Editeur : Gallimard - Collection : Collection Folio- Date de parution : 1994- 128 page sublimes...
Elle est entrée dans le livre. Elle est entrée dans les pages du livre comme un vagabond pénètre dans une maison vide, dans un jardin à l'abandon. Elle est entrée, soudain. Mais cela faisait des années déjà qu'elle rôdait autour du livre. Elle frôlait le livre qui cependant n'existait pas encore, elle en feuilletait les pages non écrites et certains jours, même, elle a fait bruire imperceptiblement ces pages blanches en attente de mots.
Le goût de l'encre se levait sur ses pas.
A la lecture de ces premières lignes, j’ai su que j’allais aimer ce livre. La narratrice nous dépeint les apparitions de cette femme.
La Pleurante est l’image évanescente d’une femme sans nom, ni âge, ni visage. Corps immense dissimulés sous des vêtements sans forme et dont la claudication se voit mais ne s’entend pas. Elle marche sans bruit ne laissant aucune trace de son passage :
Cette femme ne fait aucun bruit en marchant. Ses pas sont silencieux , mais son corps, lui, est chuchotant. Un chuchotement de vent tremble dans les plis de sa robe, un discret chuchotis de l‘encre y frémit ou bien est ce des larmes .
Car son corps tout entier charrie des pleurs :
Son corps était un lieu de confluence d’innombrables souffles, larmes et chuchotements échappés d’autres corps. Qui donc pleurait ainsi en elle ?.

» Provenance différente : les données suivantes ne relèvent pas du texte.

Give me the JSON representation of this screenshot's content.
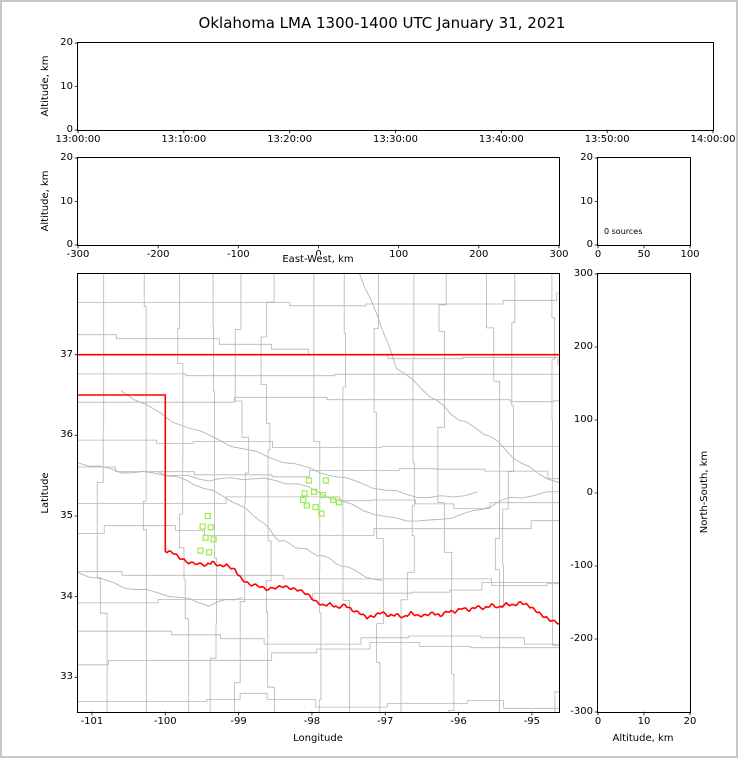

On ne la voit qu’à Prague dont elle est la mémoire depuis des siècles :
Elle est ainsi la géante au pied boiteux, la Pleurant des rues de Prague, elle porte dans les plis de ses hardes couleur de terre et de muraille des noms, des visages et des voix par milliers et par milliers.(…)Elle est la peau du temps.
Elle porte la douleur des vivants et des morts, les plaintes et les souffrances de vies. Vision fugitive emplie des cris d’horreur des victimes de la seconde guerre mondiale, elle porte la misère, les injustices. Mémoire des hommes, la narratrice revoit son père à travers elle, mémoire des gens humbles et pauvres :
Elle est la mémoire mendiante, la mémoire souffrante, mais qui jamais ne renonce, ne trahit son passé, n'abandonne son peuple. Elle est la mémoire qui marche, qui marche, glanant et ramassant tous les déchets jetés par la mémoire belle, sélective et hautaine. Elle recueille les vies infimes, les destins minuscules des gens de rien.
Je ne sais pas comment parler de ce livre tellement il m’a touchée … Un très bel hommage à Prague, à son histoire, à la mémoire des Hommes et à l’écriture. Une fois de plus, j’ai été envoûtée, subjuguée par la plume de Sylvie Germain et j’ai terminé ma lecture la gorge serrée d’émotions…
On ressent ce livre. Beauté des mots dont la puissance est portée tout en grâce en un texte sublime.
Tout reste à dire, tout reste à faire. A récrire. Ou peut-être, plutôt, tout reste à lire, car ce sont les autres, les vivants et les morts, qui constituent déjà le livre, tout livre.
Tout reste à lire, à travers les larmes, de ses yeux. A travers ce prisme de pitié. Pitié qui est aussi, surtout, fierté pour les autres, et exigence de dignité.